Our push button API dashboard give access to rich event data within Hive tables, data querying capabilities and end-to-end API building capabilities. It provides a simple interface to users while orchestrating (behind the scenes) a complex data processing pipeline involving Hadoop for data processing and transformations, Hive and Impala for querying, Oozie for workflow management and custom RichRelevance web services that process and serve the API under 65ms SLAs.
From a high level, API publishing workflow involves:
- Creating a Hive table for an API through data manipulation and transformation of the event data
- Defining an API by selecting the keys and value columns from the table
- Aggregating and making the data available in edge caches in the right format
As we started building this platform, we quickly realized that we wanted to support a wide variety of APIs on top of this infrastructure. Some examples that customers wanted to build include:
- An API that returns top 10 products by social media referrals
- An API that gives the recent activity (clicks, purchases) of a particular user. This involves per user history for millions of users that the API must serve.
For APIs closer to example 2, we leverage Hadoop and Hive for data processing and manage a workflow using Oozie- designed to handle large volumes of data. But Hadoop and its ecosystem requires significant ramp-up and involves overhead to set up jobs and schedule workflows. This overhead quickly became a problem when we tried to use the same flow for APIs that were closer to example 1. We wanted to handle both scenarios, but keep the API management dashboard simple and unified for all types of APIs. The customer should not need to make a decision of whether her data is small enough or whether she needs Hadoop for the processing.
How we tackled challenges
We introduced a fast track path for the data processing, delegating some steps to periodic jobs and doing the rest in memory. The data processor server decides at runtime whether to take this fast track path or fall back to the Oozie workflow. It uses heuristics based on record structure and record counts, as well as hard limits on a set of parameters like size and number of part files to make that decision.
Fast track path
The fast track manager reads raw data from the Hive table by following a short circuit path. It connects directly to the Hive metastore using the Hive metastore client. It pulls important metadata for a Hive table – location of data files and schema description from the metastore. It then directly reads the data files in HDFS backing that table. It parses the data from the files, based on the metadata that was obtained from the metastore.

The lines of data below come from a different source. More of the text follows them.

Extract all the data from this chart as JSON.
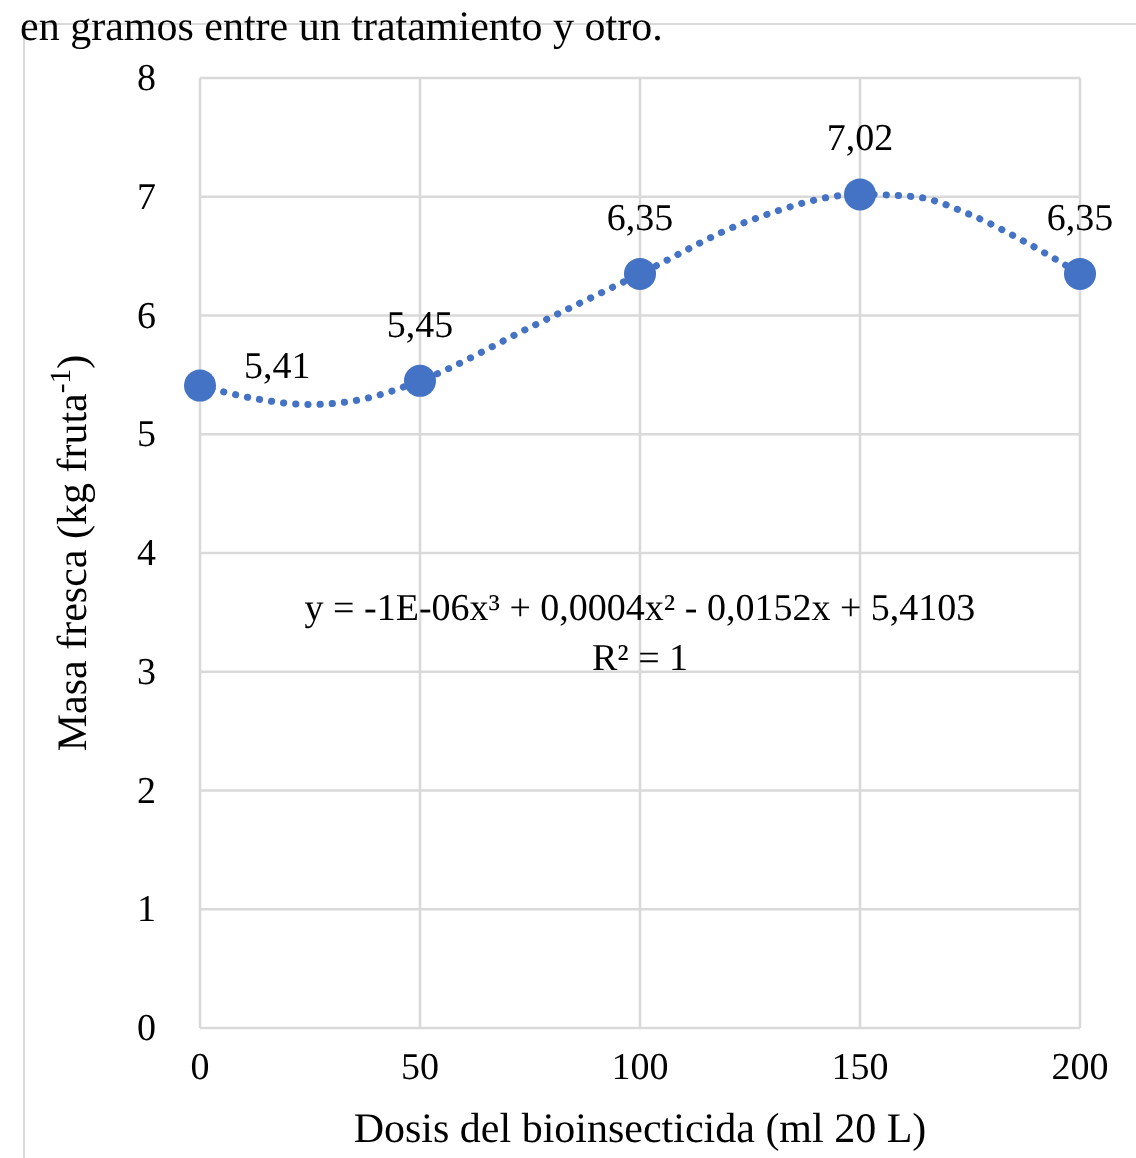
{
  "chart_data": {
    "type": "scatter",
    "xlabel": "Dosis del bioinsecticida (ml 20 L)",
    "ylabel": "Masa fresca (kg fruta$^{-1}$)",
    "annotations": [
      "en gramos entre un tratamiento y otro.",
      "y = -1E-06x³ + 0,0004x² - 0,0152x + 5,4103",
      "R² = 1"
    ],
    "xlim": [
      0,
      200
    ],
    "xticks": [
      0,
      50,
      100,
      150,
      200
    ],
    "ylim": [
      0,
      8
    ],
    "yticks": [
      0,
      1,
      2,
      3,
      4,
      5,
      6,
      7,
      8
    ],
    "grid": true,
    "series": [
      {
        "color": "#4472c4",
        "marker": "circle",
        "x": [
          0,
          50,
          100,
          150,
          200
        ],
        "values": [
          5.41,
          5.45,
          6.35,
          7.02,
          6.35
        ],
        "value_labels": [
          "5,41",
          "5,45",
          "6,35",
          "7,02",
          "6,35"
        ]
      },
      {
        "type": "line",
        "color": "#4472c4",
        "line_style": "dotted",
        "x": [
          0,
          12.5,
          25,
          37.5,
          50,
          75,
          100,
          125,
          150,
          162.5,
          175,
          187.5,
          200
        ],
        "values": [
          5.41,
          5.3,
          5.25,
          5.3,
          5.45,
          5.9,
          6.35,
          6.8,
          7.02,
          7.0,
          6.85,
          6.62,
          6.35
        ]
      }
    ]
  }
}
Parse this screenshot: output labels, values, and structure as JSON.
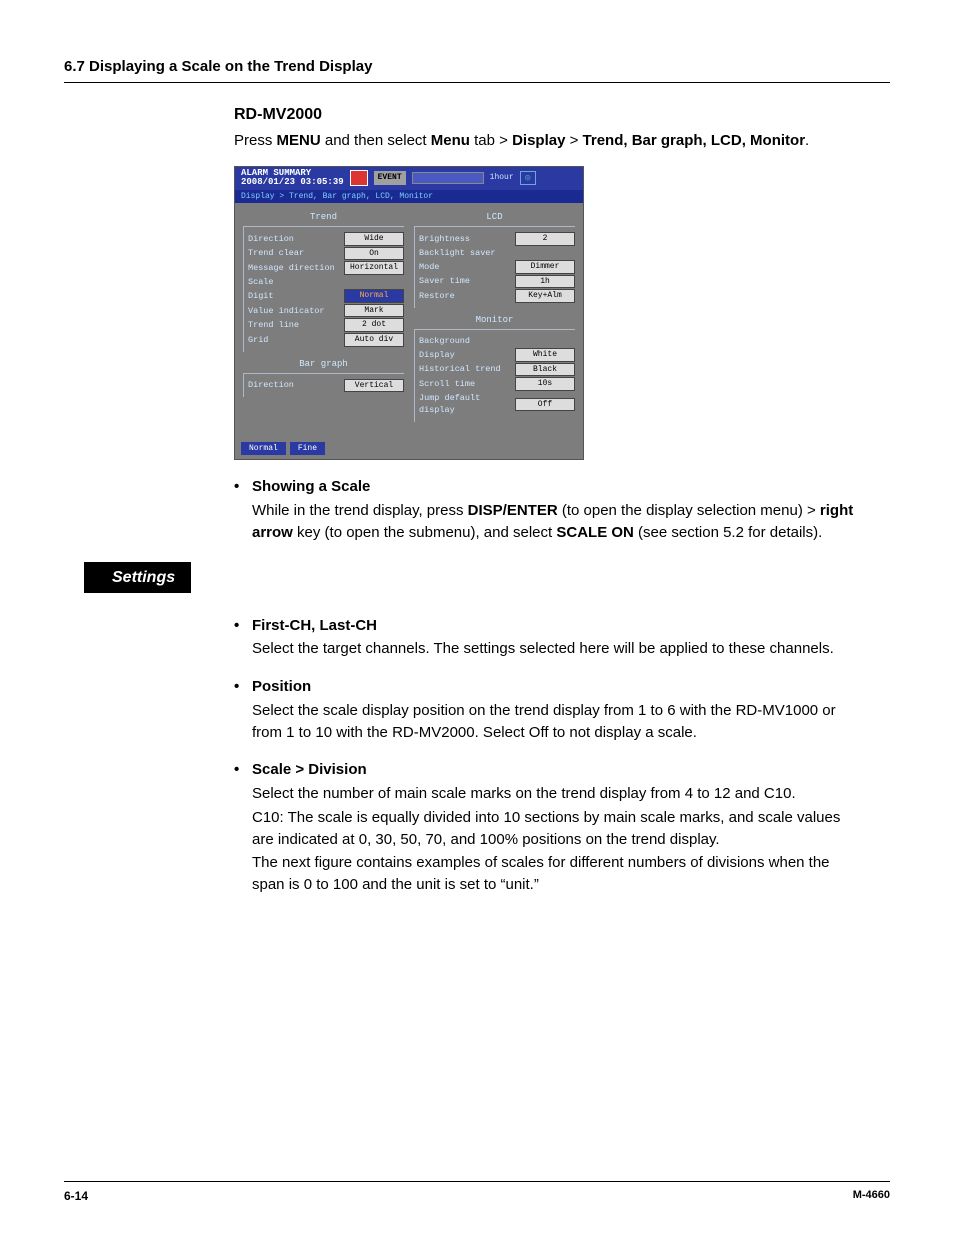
{
  "header": {
    "section": "6.7  Displaying a Scale on the Trend Display"
  },
  "intro": {
    "device": "RD-MV2000",
    "line": {
      "pre": "Press ",
      "b1": "MENU",
      "mid1": " and then select ",
      "b2": "Menu",
      "mid2": " tab > ",
      "b3": "Display",
      "mid3": " > ",
      "b4": "Trend, Bar graph, LCD, Monitor",
      "post": "."
    }
  },
  "device_screen": {
    "top": {
      "alarm_l1": "ALARM SUMMARY",
      "alarm_l2": "2008/01/23 03:05:39",
      "event": "EVENT",
      "time": "1hour",
      "box": "◎"
    },
    "crumb": "Display > Trend, Bar graph, LCD, Monitor",
    "left": {
      "g1_title": "Trend",
      "rows1": [
        {
          "l": "Direction",
          "v": "Wide"
        },
        {
          "l": "Trend clear",
          "v": "On"
        },
        {
          "l": "Message direction",
          "v": "Horizontal"
        },
        {
          "l": "Scale",
          "v": ""
        },
        {
          "l": "Digit",
          "v": "Normal",
          "hl": true
        },
        {
          "l": "Value indicator",
          "v": "Mark"
        },
        {
          "l": "Trend line",
          "v": "2   dot"
        },
        {
          "l": "Grid",
          "v": "Auto  div"
        }
      ],
      "g2_title": "Bar graph",
      "rows2": [
        {
          "l": "Direction",
          "v": "Vertical"
        }
      ]
    },
    "right": {
      "g1_title": "LCD",
      "rows1": [
        {
          "l": "Brightness",
          "v": "2"
        },
        {
          "l": "Backlight saver",
          "v": ""
        },
        {
          "l": "Mode",
          "v": "Dimmer"
        },
        {
          "l": "Saver time",
          "v": "1h"
        },
        {
          "l": "Restore",
          "v": "Key+Alm"
        }
      ],
      "g2_title": "Monitor",
      "rows2": [
        {
          "l": "Background",
          "v": ""
        },
        {
          "l": "Display",
          "v": "White"
        },
        {
          "l": "Historical trend",
          "v": "Black"
        },
        {
          "l": "Scroll time",
          "v": "10s"
        },
        {
          "l": "Jump default display",
          "v": "Off"
        }
      ]
    },
    "bottom": {
      "b1": "Normal",
      "b2": "Fine"
    }
  },
  "showing_scale": {
    "title": "Showing a Scale",
    "p": {
      "t1": "While in the trend display, press ",
      "b1": "DISP/ENTER",
      "t2": " (to open the display selection menu) > ",
      "b2": "right arrow",
      "t3": " key (to open the submenu), and select ",
      "b3": "SCALE ON",
      "t4": " (see section 5.2 for details)."
    }
  },
  "settings_label": "Settings",
  "settings": [
    {
      "title": "First-CH, Last-CH",
      "body": "Select the target channels. The settings selected here will be applied to these channels."
    },
    {
      "title": "Position",
      "body": "Select the scale display position on the trend display from 1 to 6 with the RD-MV1000 or from 1 to 10 with the RD-MV2000. Select Off to not display a scale."
    },
    {
      "title": "Scale > Division",
      "body": "Select the number of main scale marks on the trend display from 4 to 12 and C10.",
      "note": "C10: The scale is equally divided into 10 sections by main scale marks, and scale values are indicated at 0, 30, 50, 70, and 100% positions on the trend display.",
      "body2": "The next figure contains examples of scales for different numbers of divisions when the span is 0 to 100 and the unit is set to “unit.”"
    }
  ],
  "footer": {
    "page": "6-14",
    "doc": "M-4660"
  }
}
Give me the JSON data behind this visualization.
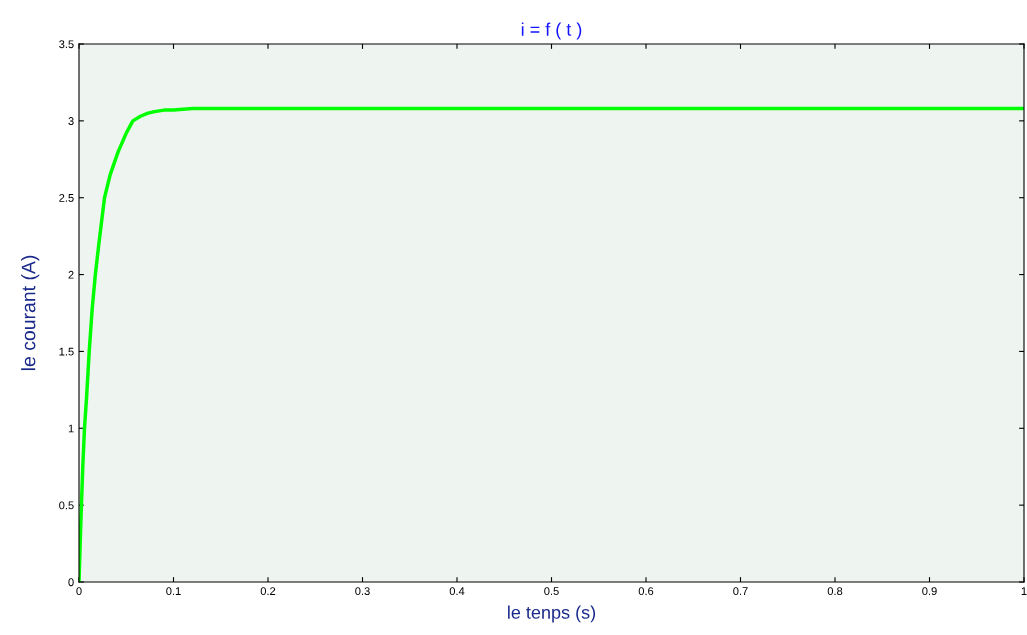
{
  "chart_data": {
    "type": "line",
    "title": "i = f ( t )",
    "xlabel": "le tenps (s)",
    "ylabel": "le courant (A)",
    "x": [
      0,
      0.002,
      0.004,
      0.0058,
      0.008,
      0.0108,
      0.014,
      0.0173,
      0.021,
      0.027,
      0.033,
      0.0415,
      0.05,
      0.057,
      0.065,
      0.073,
      0.08,
      0.09,
      0.1,
      0.12,
      0.15,
      0.2,
      0.3,
      0.5,
      0.7,
      0.9,
      1
    ],
    "series": [
      {
        "color": "#00ff00",
        "values": [
          0,
          0.4,
          0.75,
          1,
          1.2,
          1.5,
          1.78,
          2,
          2.2,
          2.5,
          2.65,
          2.8,
          2.92,
          3,
          3.03,
          3.05,
          3.06,
          3.07,
          3.07,
          3.08,
          3.08,
          3.08,
          3.08,
          3.08,
          3.08,
          3.08,
          3.08
        ]
      }
    ],
    "xlim": [
      0,
      1
    ],
    "xticks": [
      0,
      0.1,
      0.2,
      0.3,
      0.4,
      0.5,
      0.6,
      0.7,
      0.8,
      0.9,
      1
    ],
    "ylim": [
      0,
      3.5
    ],
    "yticks": [
      0,
      0.5,
      1,
      1.5,
      2,
      2.5,
      3,
      3.5
    ],
    "grid": false,
    "legend": false,
    "marker": "none",
    "line_style": "solid"
  }
}
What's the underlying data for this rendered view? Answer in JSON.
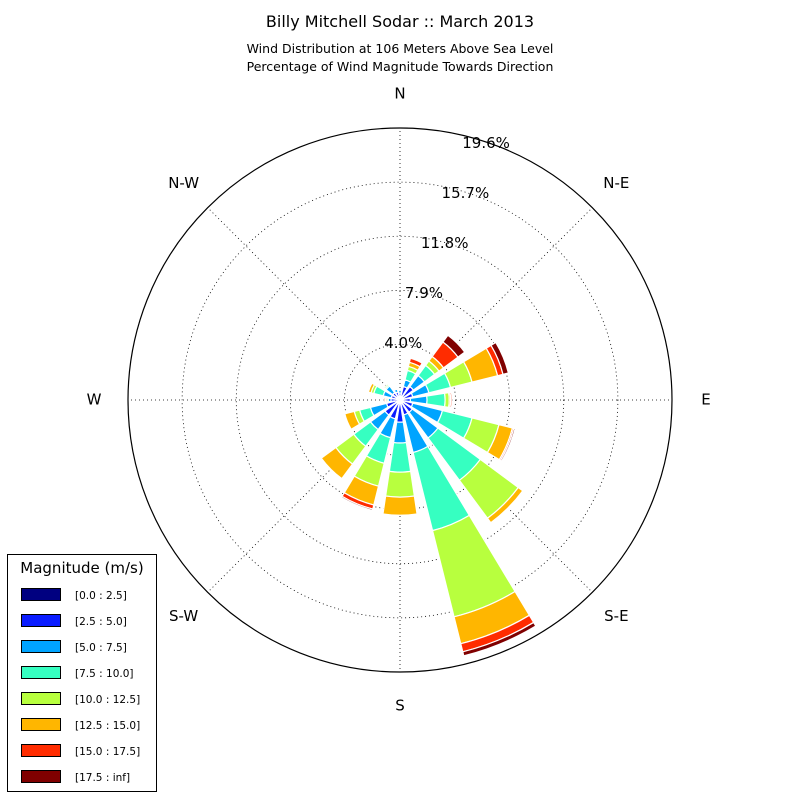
{
  "header": {
    "title": "Billy Mitchell Sodar :: March 2013",
    "subtitle_line1": "Wind Distribution at 106 Meters Above Sea Level",
    "subtitle_line2": "Percentage of Wind Magnitude Towards Direction"
  },
  "chart_data": {
    "type": "windrose",
    "title": "Billy Mitchell Sodar :: March 2013",
    "subtitle": "Wind Distribution at 106 Meters Above Sea Level | Percentage of Wind Magnitude Towards Direction",
    "directions": [
      "N",
      "NNE",
      "NE",
      "ENE",
      "E",
      "ESE",
      "SE",
      "SSE",
      "S",
      "SSW",
      "SW",
      "WSW",
      "W",
      "WNW",
      "NW",
      "NNW"
    ],
    "direction_labels": [
      "N",
      "N-E",
      "E",
      "S-E",
      "S",
      "S-W",
      "W",
      "N-W"
    ],
    "radial_ticks": [
      "4.0%",
      "7.9%",
      "11.8%",
      "15.7%",
      "19.6%"
    ],
    "radial_tick_values": [
      4.0,
      7.9,
      11.8,
      15.7,
      19.6
    ],
    "rmax": 19.6,
    "bin_colors": [
      "#000080",
      "#0a1cff",
      "#00a4ff",
      "#36ffc1",
      "#b8ff3e",
      "#ffb600",
      "#ff2c00",
      "#800000"
    ],
    "series": [
      {
        "name": "[0.0 : 2.5]",
        "values": [
          0.1,
          0.2,
          0.2,
          0.15,
          0.15,
          0.15,
          0.2,
          0.2,
          0.2,
          0.2,
          0.25,
          0.2,
          0.15,
          0.15,
          0.15,
          0.15
        ]
      },
      {
        "name": "[2.5 : 5.0]",
        "values": [
          0.4,
          0.8,
          1.0,
          0.8,
          0.6,
          0.8,
          0.9,
          0.9,
          1.4,
          1.2,
          1.1,
          0.8,
          0.5,
          0.5,
          0.5,
          0.45
        ]
      },
      {
        "name": "[5.0 : 7.5]",
        "values": [
          0.2,
          0.5,
          1.0,
          1.2,
          1.2,
          2.2,
          2.3,
          2.8,
          1.5,
          1.4,
          1.3,
          1.2,
          0.2,
          0.6,
          0.6,
          0.2
        ]
      },
      {
        "name": "[7.5 : 10.0]",
        "values": [
          0.0,
          0.7,
          0.9,
          1.6,
          1.3,
          2.2,
          3.8,
          5.8,
          2.1,
          1.9,
          1.5,
          0.8,
          0.0,
          0.7,
          0.1,
          0.0
        ]
      },
      {
        "name": "[10.0 : 12.5]",
        "values": [
          0.0,
          0.3,
          0.4,
          1.6,
          0.3,
          2.0,
          3.4,
          6.4,
          1.8,
          1.7,
          1.6,
          0.4,
          0.1,
          0.2,
          0.1,
          0.0
        ]
      },
      {
        "name": "[12.5 : 15.0]",
        "values": [
          0.0,
          0.3,
          0.4,
          1.9,
          0.1,
          1.0,
          0.4,
          2.0,
          1.3,
          1.4,
          1.3,
          0.7,
          0.1,
          0.2,
          0.0,
          0.0
        ]
      },
      {
        "name": "[15.0 : 17.5]",
        "values": [
          0.0,
          0.3,
          1.3,
          0.4,
          0.1,
          0.1,
          0.0,
          0.6,
          0.0,
          0.3,
          0.0,
          0.0,
          0.1,
          0.0,
          0.0,
          0.0
        ]
      },
      {
        "name": "[17.5 : inf]",
        "values": [
          0.0,
          0.0,
          0.6,
          0.4,
          0.0,
          0.1,
          0.0,
          0.3,
          0.0,
          0.1,
          0.0,
          0.0,
          0.0,
          0.0,
          0.0,
          0.0
        ]
      }
    ],
    "legend_title": "Magnitude (m/s)",
    "legend_position": "lower-left"
  }
}
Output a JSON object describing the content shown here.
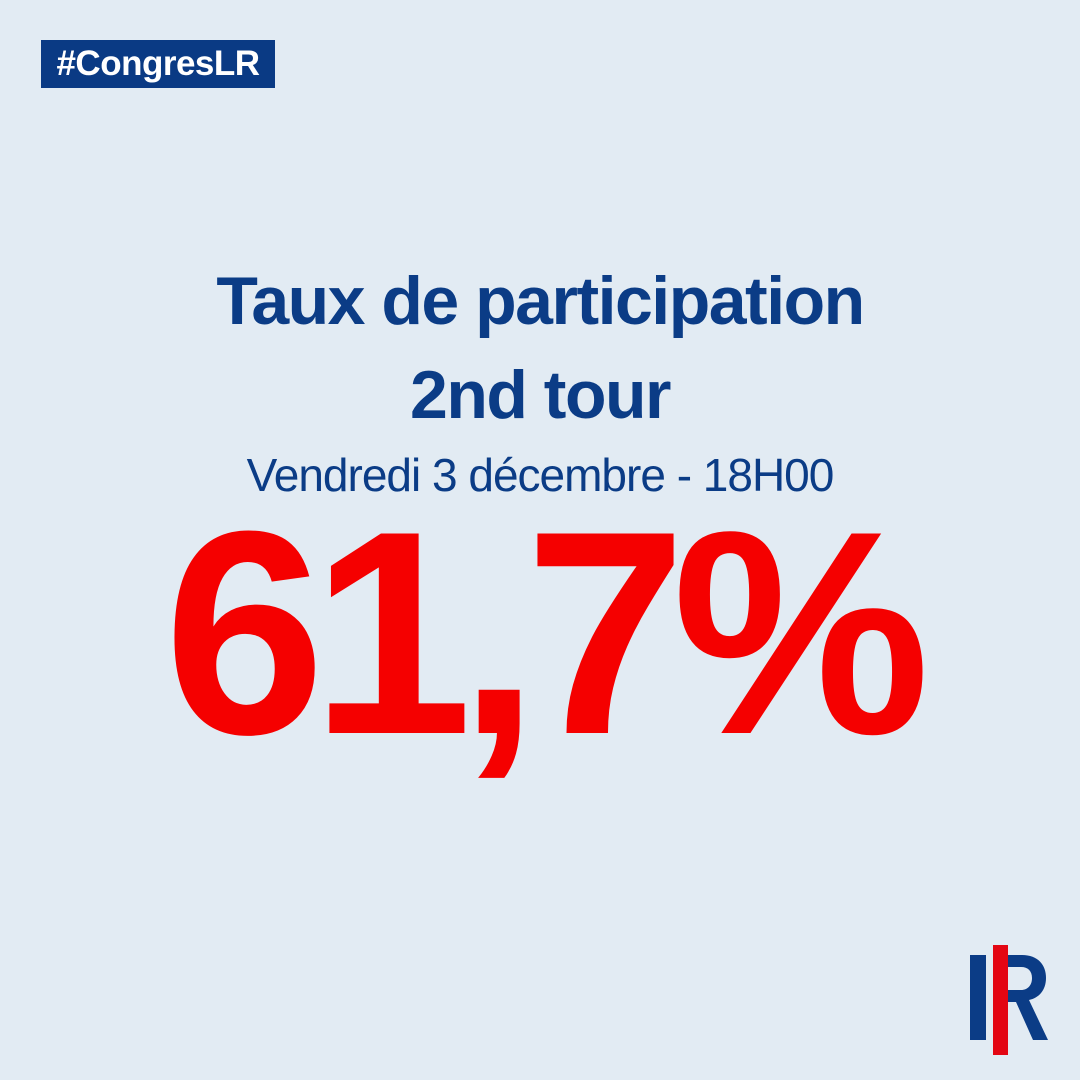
{
  "header": {
    "hashtag": "#CongresLR"
  },
  "headline": {
    "title_line1": "Taux de participation",
    "title_line2": "2nd tour",
    "subtitle": "Vendredi 3 décembre - 18H00"
  },
  "figure": {
    "value": "61,7%"
  }
}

It then executes a series of data transformations and aggregation is done on the fly in memory.
After data processing is complete, the fast track processor pushes out the data to the caches at the edge nodes and the API is ready to be served. It essentially executes a workflow in memory and ensures error handling and chaining at each step.
Don’t blow up the in-memory engine
Doing everything in memory runs the risk of running out of memory if we accidently process a huge Hive table. At each step, there are aggressive circuit breaker safeguards that ensure that we don’t bite off more than we can chew. Circuit breakers look at:
- Number of records in the table
- Schema of each record
- Number and size of part file backing that Hive table
- Size/number of records in the in-memory data structures as we do the data aggregation
If one of these trips, we fall back to the Oozie workflow based off Hadoop, which can easily handle a large volume of data.
This in-memory fast track path has given us significant flexibility when creating APIs. It helps us keep things responsive and interactive when creating APIs based of distilled operational data artifacts like in example 1, yet handle large volumes of data in the same user experience. We went from smaller APIs taking more than 5 minutes to become ready end-to-end, in less than 10 seconds. This had an enormous impact on the usability of the product while keeping things scalable.